Fine-tuning text-to-image diffusion models with human feedback is an effective method for aligning model behavior with human intentions. However, this alignment process often suffers from slow convergence due to the large size and noise present in human feedback datasets. In this work, we propose FiFA, a novel automated data filtering algorithm designed to enhance the fine-tuning of diffusion models using human feedback datasets with direct preference optimization (DPO). Specifically, our approach selects data by solving an optimization problem to maximize three components: preference margin, text quality, and text diversity. The concept of preference margin is used to identify samples that are highly informative in addressing the noisy nature of feedback dataset, which is calculated using a proxy reward model.
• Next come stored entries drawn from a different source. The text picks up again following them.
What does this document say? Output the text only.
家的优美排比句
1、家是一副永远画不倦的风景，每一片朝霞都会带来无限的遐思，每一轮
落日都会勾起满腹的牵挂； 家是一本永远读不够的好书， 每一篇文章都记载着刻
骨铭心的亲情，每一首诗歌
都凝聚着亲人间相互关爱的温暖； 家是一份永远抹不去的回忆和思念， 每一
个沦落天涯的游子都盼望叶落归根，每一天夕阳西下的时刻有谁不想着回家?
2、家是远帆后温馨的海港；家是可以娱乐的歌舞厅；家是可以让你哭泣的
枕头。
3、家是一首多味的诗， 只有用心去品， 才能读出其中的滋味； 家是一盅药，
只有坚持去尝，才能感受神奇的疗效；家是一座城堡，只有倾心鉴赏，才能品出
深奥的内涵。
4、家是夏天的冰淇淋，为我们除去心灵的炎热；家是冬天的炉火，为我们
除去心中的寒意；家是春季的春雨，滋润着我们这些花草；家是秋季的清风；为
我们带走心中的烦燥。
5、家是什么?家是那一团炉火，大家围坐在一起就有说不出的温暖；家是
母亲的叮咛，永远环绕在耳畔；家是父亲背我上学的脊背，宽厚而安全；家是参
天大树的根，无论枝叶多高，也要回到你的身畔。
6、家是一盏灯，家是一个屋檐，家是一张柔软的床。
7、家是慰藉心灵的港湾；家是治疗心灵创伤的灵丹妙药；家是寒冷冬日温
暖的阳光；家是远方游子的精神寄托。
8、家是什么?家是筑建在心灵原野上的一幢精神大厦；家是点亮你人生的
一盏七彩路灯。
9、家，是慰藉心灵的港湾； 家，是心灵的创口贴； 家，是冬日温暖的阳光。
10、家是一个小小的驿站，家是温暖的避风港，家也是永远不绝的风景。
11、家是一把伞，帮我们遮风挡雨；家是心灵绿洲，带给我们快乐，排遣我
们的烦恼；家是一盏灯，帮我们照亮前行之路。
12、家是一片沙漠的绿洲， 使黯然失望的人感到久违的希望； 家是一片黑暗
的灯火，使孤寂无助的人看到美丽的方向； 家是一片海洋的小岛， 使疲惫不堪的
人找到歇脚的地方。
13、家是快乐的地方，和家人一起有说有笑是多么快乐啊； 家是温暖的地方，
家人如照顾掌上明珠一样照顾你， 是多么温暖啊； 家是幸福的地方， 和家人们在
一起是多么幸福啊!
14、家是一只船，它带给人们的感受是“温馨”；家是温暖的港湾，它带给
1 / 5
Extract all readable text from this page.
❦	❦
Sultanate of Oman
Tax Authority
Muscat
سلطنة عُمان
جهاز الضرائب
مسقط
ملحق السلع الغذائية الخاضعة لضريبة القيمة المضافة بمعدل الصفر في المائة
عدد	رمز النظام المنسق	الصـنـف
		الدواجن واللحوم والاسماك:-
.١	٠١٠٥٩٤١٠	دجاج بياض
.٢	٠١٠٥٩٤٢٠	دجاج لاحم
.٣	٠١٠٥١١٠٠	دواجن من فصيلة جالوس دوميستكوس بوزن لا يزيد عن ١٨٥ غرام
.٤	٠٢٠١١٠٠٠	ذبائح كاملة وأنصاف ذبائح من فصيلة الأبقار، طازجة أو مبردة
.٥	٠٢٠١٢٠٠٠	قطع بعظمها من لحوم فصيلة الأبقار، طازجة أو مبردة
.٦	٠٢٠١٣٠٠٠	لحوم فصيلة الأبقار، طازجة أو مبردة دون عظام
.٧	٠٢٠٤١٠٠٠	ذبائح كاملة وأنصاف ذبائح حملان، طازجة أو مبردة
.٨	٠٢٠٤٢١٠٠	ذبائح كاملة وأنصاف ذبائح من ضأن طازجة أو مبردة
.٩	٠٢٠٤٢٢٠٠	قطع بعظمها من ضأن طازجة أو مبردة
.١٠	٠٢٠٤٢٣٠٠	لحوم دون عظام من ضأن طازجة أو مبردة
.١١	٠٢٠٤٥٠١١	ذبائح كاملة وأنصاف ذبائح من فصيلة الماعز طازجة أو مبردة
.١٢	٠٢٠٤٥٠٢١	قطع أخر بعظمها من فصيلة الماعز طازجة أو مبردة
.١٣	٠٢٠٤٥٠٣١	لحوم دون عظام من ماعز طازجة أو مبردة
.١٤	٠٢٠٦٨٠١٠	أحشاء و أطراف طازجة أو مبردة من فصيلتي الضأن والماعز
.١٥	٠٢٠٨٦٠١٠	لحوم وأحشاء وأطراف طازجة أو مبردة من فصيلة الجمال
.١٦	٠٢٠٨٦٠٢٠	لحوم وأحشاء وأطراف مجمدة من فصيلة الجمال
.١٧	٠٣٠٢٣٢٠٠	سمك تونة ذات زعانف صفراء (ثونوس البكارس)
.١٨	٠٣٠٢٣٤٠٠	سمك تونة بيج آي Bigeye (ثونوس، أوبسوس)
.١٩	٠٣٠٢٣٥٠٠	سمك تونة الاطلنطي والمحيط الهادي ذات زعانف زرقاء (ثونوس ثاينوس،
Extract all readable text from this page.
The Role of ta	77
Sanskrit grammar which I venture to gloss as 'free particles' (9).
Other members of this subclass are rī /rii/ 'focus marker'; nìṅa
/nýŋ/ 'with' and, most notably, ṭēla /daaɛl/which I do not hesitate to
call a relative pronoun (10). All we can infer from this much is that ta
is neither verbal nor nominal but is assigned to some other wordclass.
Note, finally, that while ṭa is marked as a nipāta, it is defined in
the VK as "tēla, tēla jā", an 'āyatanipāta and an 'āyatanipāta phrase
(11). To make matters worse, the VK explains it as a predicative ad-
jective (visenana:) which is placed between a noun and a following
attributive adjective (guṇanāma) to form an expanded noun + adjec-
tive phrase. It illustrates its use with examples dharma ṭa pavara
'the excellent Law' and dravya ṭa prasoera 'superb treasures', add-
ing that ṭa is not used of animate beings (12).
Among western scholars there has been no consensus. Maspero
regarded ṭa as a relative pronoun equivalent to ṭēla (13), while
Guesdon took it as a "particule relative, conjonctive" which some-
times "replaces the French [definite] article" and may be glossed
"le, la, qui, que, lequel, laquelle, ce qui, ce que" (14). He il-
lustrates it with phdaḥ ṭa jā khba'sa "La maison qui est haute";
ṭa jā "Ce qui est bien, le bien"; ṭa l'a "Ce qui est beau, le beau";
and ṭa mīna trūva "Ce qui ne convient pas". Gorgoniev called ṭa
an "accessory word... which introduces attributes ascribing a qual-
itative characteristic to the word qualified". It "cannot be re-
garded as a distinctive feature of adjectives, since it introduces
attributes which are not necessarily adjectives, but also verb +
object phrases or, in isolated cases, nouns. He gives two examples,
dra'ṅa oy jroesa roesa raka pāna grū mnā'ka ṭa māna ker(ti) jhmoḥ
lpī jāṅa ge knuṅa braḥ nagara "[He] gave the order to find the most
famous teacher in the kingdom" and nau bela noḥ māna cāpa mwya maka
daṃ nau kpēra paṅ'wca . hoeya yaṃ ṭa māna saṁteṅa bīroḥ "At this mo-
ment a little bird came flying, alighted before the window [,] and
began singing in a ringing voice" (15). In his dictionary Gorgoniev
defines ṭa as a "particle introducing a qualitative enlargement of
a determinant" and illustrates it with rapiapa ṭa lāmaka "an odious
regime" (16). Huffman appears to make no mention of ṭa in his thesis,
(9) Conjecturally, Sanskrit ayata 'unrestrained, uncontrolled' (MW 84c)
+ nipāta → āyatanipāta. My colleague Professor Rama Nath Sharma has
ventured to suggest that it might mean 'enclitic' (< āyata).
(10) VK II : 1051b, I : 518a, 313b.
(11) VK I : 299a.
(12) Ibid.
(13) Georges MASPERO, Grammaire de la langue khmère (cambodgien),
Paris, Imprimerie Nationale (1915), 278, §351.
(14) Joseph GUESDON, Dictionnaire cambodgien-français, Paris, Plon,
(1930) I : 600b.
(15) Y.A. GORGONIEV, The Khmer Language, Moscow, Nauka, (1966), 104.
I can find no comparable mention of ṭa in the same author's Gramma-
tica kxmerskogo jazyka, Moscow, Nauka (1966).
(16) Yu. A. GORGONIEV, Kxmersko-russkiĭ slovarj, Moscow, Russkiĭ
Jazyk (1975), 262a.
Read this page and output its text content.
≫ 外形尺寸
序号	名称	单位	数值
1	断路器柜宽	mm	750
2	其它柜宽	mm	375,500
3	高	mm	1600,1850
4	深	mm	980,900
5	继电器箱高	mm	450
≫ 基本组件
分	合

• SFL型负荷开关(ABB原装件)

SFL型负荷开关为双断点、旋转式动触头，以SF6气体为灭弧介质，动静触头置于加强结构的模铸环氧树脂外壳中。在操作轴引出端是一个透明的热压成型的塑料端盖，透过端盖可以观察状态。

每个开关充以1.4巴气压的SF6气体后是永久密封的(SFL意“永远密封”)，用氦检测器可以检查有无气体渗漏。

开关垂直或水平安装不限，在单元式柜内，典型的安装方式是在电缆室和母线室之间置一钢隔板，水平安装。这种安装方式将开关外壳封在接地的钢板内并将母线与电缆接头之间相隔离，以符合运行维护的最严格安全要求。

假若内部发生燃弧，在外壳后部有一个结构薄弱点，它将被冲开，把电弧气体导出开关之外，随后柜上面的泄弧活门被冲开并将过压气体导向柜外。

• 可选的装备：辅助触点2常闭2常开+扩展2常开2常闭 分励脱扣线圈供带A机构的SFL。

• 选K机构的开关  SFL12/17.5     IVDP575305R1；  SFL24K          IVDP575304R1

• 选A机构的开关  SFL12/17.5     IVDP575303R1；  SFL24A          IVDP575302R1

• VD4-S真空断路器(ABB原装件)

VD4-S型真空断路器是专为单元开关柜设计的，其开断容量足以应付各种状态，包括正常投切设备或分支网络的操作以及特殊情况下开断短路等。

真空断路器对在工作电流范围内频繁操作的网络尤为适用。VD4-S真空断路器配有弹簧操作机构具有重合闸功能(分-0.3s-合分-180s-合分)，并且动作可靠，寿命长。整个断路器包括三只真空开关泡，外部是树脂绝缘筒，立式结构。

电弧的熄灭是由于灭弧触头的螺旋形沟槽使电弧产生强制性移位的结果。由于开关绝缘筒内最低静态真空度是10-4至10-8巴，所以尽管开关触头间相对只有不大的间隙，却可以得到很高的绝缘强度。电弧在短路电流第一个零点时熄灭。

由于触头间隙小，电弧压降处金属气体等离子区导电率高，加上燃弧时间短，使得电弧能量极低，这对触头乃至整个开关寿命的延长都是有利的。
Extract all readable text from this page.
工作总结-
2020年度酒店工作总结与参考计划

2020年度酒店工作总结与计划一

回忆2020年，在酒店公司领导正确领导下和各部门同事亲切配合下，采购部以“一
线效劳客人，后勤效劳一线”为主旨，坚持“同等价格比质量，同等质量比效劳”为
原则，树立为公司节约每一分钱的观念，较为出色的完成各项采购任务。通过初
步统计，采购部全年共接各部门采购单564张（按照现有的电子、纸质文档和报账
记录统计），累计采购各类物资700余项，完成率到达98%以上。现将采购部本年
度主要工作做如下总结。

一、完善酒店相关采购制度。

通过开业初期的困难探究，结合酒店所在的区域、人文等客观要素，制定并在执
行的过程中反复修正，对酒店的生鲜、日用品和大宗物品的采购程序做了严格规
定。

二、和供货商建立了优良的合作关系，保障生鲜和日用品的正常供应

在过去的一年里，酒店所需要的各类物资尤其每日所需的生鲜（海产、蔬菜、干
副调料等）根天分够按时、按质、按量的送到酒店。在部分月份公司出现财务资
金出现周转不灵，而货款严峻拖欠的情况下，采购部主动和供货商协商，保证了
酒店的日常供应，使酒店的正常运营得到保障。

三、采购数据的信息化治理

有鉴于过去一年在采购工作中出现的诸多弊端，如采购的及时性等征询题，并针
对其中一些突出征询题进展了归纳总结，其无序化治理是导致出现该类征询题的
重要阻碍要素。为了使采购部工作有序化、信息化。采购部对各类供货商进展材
Additionally, we incorporate text quality, assessed by large language models to prevent harmful contents, and consider text diversity through a k-nearest neighbor entropy estimator to improve generalization. Finally, we integrate all these components into an optimization process, with approximating the solution by assigning importance score to each data pair and selecting the most important ones. As a result, our method efficiently filters data automatically, without the need for manual intervention, and can be applied to any large-scale dataset. Experimental results show that FiFA significantly enhances training stability and achieves better performance, being preferred by humans 17% more, while using less than 0.5% of the full data and thus 1% of the GPU hours compared to utilizing full human feedback datasets.